Hearing on H.R. 4292, the "Born Alive Infant Protection Act of 2000" Testimony of Jill L. Stanek, RN:

"I am walking out the back door, and I see a plastic jar of tissue and blood waiting to be sent to the path lab, and in the plastic jar a tiny perfect white hand. . . That flat palm reaching up through a wine-red wash of blood. Why does that stay with me?” –Abortion worker

“When I first started out nursing in the late 70's I was working for the Ob/Gyn physicians in this hospital. My duties were not only to care for those that were in for abortions, I also cared for the older folks having hysterectomies and so forth.

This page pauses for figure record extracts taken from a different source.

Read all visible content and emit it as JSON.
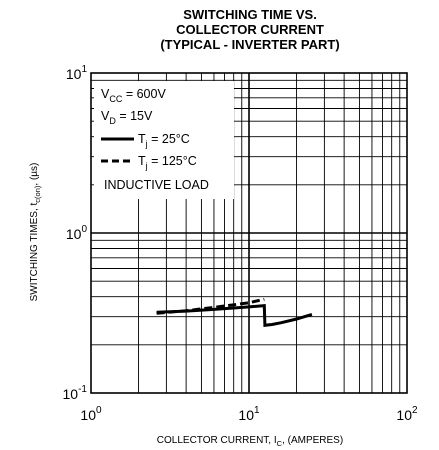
{
  "chart_data": {
    "type": "line",
    "title": [
      "SWITCHING TIME VS.",
      "COLLECTOR CURRENT",
      "(TYPICAL - INVERTER PART)"
    ],
    "xlabel": {
      "main": "COLLECTOR CURRENT, I",
      "sub": "C",
      "rest": ", (AMPERES)"
    },
    "ylabel": {
      "main": "SWITCHING TIMES, t",
      "sub": "c(on)",
      "rest": ", (µs)"
    },
    "x_scale": "log",
    "y_scale": "log",
    "xlim": [
      1,
      100
    ],
    "ylim": [
      0.1,
      10
    ],
    "grid": true,
    "x_ticks": [
      {
        "base": "10",
        "exp": "0"
      },
      {
        "base": "10",
        "exp": "1"
      },
      {
        "base": "10",
        "exp": "2"
      }
    ],
    "y_ticks": [
      {
        "base": "10",
        "exp": "-1"
      },
      {
        "base": "10",
        "exp": "0"
      },
      {
        "base": "10",
        "exp": "1"
      }
    ],
    "legend_placement": "top-left",
    "conditions": [
      {
        "main": "V",
        "sub": "CC",
        "rest": " = 600V"
      },
      {
        "main": "V",
        "sub": "D",
        "rest": " = 15V"
      }
    ],
    "annotation": "INDUCTIVE LOAD",
    "series": [
      {
        "name": {
          "main": "T",
          "sub": "j",
          "rest": " = 25°C"
        },
        "style": "solid",
        "x": [
          2.6,
          4,
          6,
          8,
          10,
          12.5,
          12.6,
          14,
          16,
          20,
          25
        ],
        "y": [
          0.32,
          0.325,
          0.333,
          0.34,
          0.345,
          0.352,
          0.265,
          0.268,
          0.275,
          0.29,
          0.31
        ]
      },
      {
        "name": {
          "main": "T",
          "sub": "j",
          "rest": " = 125°C"
        },
        "style": "dashed",
        "x": [
          2.6,
          4,
          6,
          8,
          10,
          12.5
        ],
        "y": [
          0.315,
          0.327,
          0.343,
          0.356,
          0.367,
          0.385
        ]
      }
    ]
  }
}
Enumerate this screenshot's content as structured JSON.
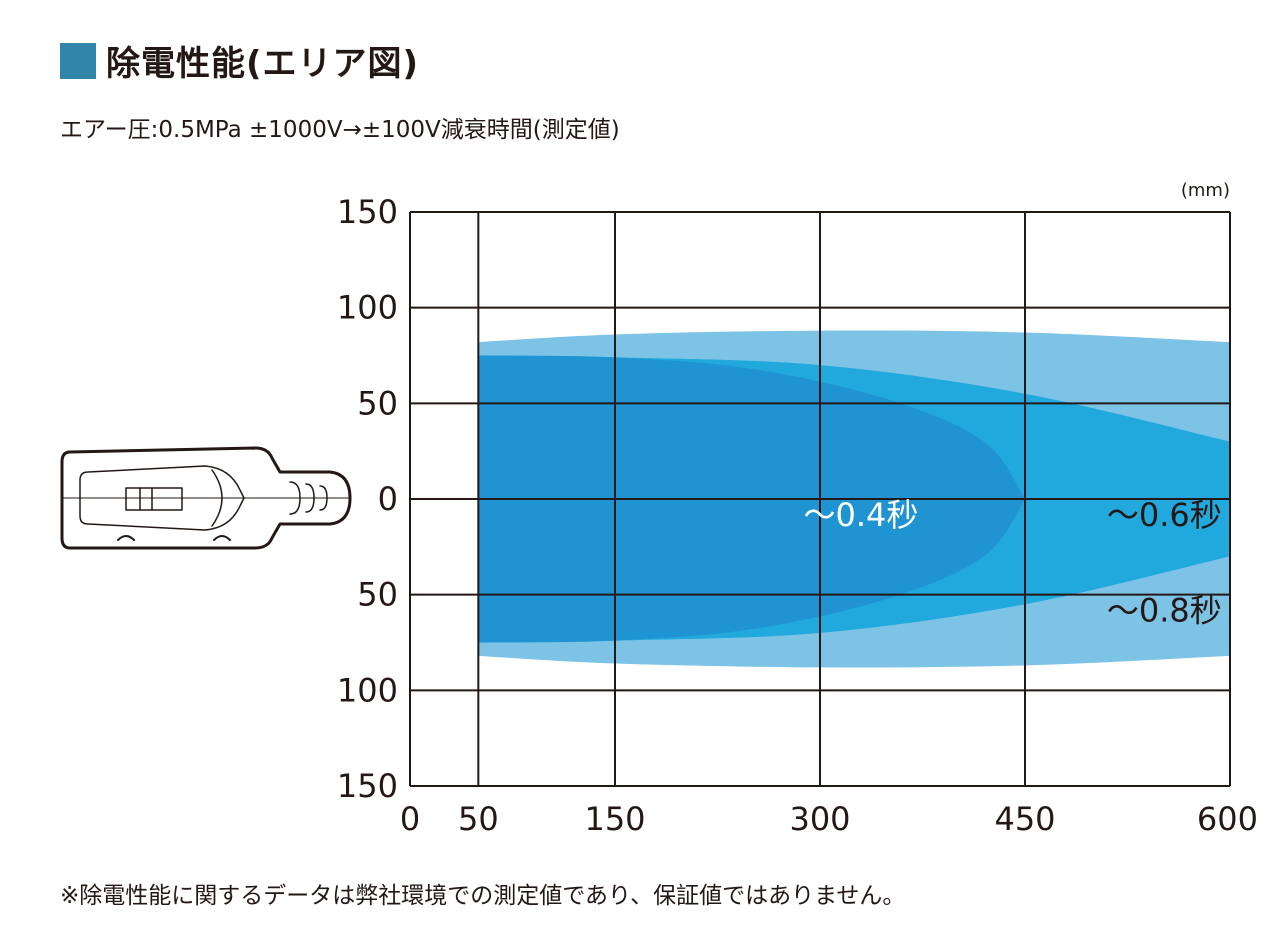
{
  "header": {
    "title": "除電性能(エリア図)",
    "subtitle": "エアー圧:0.5MPa ±1000V→±100V減衰時間(測定値)"
  },
  "footnote": "※除電性能に関するデータは弊社環境での測定値であり、保証値ではありません。",
  "colors": {
    "title_square": "#2f86a8",
    "zone_0_8": "#7cc3e6",
    "zone_0_6": "#21a9dd",
    "zone_0_4": "#2093d2",
    "grid": "#231815"
  },
  "device_icon": "ionizer-nozzle-outline-icon",
  "chart_data": {
    "type": "area",
    "unit": "(mm)",
    "x_ticks": [
      "0",
      "50",
      "150",
      "300",
      "450",
      "600"
    ],
    "x_tick_values": [
      0,
      50,
      150,
      300,
      450,
      600
    ],
    "y_ticks": [
      "150",
      "100",
      "50",
      "0",
      "50",
      "100",
      "150"
    ],
    "y_tick_values": [
      150,
      100,
      50,
      0,
      -50,
      -100,
      -150
    ],
    "xlim": [
      0,
      600
    ],
    "ylim": [
      -150,
      150
    ],
    "grid": true,
    "series": [
      {
        "name": "〜0.8秒",
        "color": "#7cc3e6",
        "upper": [
          [
            50,
            82
          ],
          [
            150,
            86
          ],
          [
            300,
            88
          ],
          [
            450,
            87
          ],
          [
            600,
            82
          ]
        ],
        "lower": [
          [
            50,
            -82
          ],
          [
            150,
            -86
          ],
          [
            300,
            -88
          ],
          [
            450,
            -87
          ],
          [
            600,
            -82
          ]
        ]
      },
      {
        "name": "〜0.6秒",
        "color": "#21a9dd",
        "upper": [
          [
            50,
            75
          ],
          [
            150,
            74
          ],
          [
            300,
            70
          ],
          [
            450,
            55
          ],
          [
            600,
            30
          ]
        ],
        "lower": [
          [
            50,
            -75
          ],
          [
            150,
            -74
          ],
          [
            300,
            -70
          ],
          [
            450,
            -55
          ],
          [
            600,
            -30
          ]
        ]
      },
      {
        "name": "〜0.4秒",
        "color": "#2093d2",
        "upper": [
          [
            50,
            75
          ],
          [
            150,
            74
          ],
          [
            250,
            68
          ],
          [
            350,
            52
          ],
          [
            420,
            30
          ],
          [
            450,
            0
          ]
        ],
        "lower": [
          [
            50,
            -75
          ],
          [
            150,
            -74
          ],
          [
            250,
            -68
          ],
          [
            350,
            -52
          ],
          [
            420,
            -30
          ],
          [
            450,
            0
          ]
        ]
      }
    ],
    "labels": [
      {
        "text": "〜0.4秒",
        "x": 372,
        "y": -14,
        "color": "#ffffff"
      },
      {
        "text": "〜0.6秒",
        "x": 594,
        "y": -14,
        "color": "#231815"
      },
      {
        "text": "〜0.8秒",
        "x": 594,
        "y": -64,
        "color": "#231815"
      }
    ]
  }
}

I didn't have a personal opinion on abortion until I saw how many were done and for a multitude of ridiculous reasons. Not to mention the actual procedure itself and the "aftermath". It wasn't until a few years afterwards that I started to feel this wasn't right. That is when I transferred to a different department and hospital completely. Plus you must understand, I worked for a hospital smack dab in the middle of NYC, I got to know some of the girls getting these abortions on a first name basis, since they had them so often. That really got under my skin, seeing these girls using it as a birth control measure. And why shouldn't they? The state paid for it anyway! Just not right!”

Quoted from the woman.com message board.